Member of the New Hampshire House of Representatives from the Hillsborough 10th district

Personal details
- Party: Democratic

= Michael O'Brien (New Hampshire politician) =

American politician

Michael O'Brien is an American politician. He serves as a Democratic member for the Hillsborough 10th district of the New Hampshire House of Representatives. O'Brien also serves as a Nashua, New Hampshire Alderman. In January 2024 he was elected Vice President of Nashua's board of aldermen.

== Personal life ==
O'Brien resides in Nashua, New Hampshire. O'Brien is married and has three children and 4 grandchildren. O'Brien is a retired fire chief.

== Political career ==
O'Brien was first elected to the New Hampshire House of Representatives in 2008. He lost re-election in 2010. He was reelected in 2012 and has served since. He currently serves as Democratic member for the Hillsborough 10th district. He serves on the Executive Departments and Administration Committee. He previously served on the Transportation Committee during the 2009-2010 Biennium and again from 2015-2020. When Democrats had control of the house during the 2019-2020 biennium O'Brien served as vice chair of the Transportation Committee.
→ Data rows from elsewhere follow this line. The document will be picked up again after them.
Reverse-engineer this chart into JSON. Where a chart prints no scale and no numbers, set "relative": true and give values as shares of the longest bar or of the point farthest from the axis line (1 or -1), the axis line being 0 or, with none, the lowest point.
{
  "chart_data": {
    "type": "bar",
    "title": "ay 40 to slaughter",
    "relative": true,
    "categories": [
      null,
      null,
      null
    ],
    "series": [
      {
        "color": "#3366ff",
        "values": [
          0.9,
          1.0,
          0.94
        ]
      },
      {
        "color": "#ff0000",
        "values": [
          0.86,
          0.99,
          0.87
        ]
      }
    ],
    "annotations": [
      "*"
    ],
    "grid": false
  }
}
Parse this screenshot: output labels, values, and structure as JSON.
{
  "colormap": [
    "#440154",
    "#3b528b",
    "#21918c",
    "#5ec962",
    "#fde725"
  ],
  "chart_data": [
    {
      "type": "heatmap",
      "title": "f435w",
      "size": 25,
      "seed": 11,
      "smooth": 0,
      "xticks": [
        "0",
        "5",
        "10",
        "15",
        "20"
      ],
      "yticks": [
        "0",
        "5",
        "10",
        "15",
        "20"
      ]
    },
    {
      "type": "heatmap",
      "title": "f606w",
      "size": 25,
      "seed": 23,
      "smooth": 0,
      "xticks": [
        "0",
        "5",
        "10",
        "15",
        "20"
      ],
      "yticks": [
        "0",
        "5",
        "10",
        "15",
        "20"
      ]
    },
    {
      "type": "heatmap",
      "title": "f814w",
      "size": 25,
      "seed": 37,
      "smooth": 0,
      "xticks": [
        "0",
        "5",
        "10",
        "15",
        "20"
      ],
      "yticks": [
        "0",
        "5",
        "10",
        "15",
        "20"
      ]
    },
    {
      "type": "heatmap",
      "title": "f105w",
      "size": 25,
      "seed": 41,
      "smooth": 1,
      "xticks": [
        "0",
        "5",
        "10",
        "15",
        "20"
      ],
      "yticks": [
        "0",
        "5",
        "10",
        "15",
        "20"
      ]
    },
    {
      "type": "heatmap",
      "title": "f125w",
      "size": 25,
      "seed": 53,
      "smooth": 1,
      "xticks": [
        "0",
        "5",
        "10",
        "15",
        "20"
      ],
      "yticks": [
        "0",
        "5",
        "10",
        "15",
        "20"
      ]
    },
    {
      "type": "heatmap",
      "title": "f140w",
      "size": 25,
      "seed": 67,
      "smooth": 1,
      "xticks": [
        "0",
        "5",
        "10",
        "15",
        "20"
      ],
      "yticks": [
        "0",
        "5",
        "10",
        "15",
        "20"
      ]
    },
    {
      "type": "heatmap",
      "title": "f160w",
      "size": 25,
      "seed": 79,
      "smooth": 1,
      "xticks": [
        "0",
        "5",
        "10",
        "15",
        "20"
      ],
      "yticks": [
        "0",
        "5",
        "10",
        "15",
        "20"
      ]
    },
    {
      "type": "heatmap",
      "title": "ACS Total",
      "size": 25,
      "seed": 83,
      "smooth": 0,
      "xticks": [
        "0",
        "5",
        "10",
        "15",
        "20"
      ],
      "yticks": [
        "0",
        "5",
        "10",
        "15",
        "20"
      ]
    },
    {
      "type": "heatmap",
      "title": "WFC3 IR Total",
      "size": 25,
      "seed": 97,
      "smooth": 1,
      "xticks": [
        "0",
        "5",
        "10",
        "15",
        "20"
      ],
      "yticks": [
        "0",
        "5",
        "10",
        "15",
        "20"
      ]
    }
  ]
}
O'Brien has served on the City of Nashua board of aldermen since 2016. O'Brien currently serves as vice president of the board of aldermen.

==Controversy==

In January 2024 John Formella, the attorney general of New Hampshire accused O'Brien, two other aldermen, and the mayor of Nashua of violating the state's anti-electioneering statute. Formella issued an order instructing the four politicians to cease and desist from violating the law.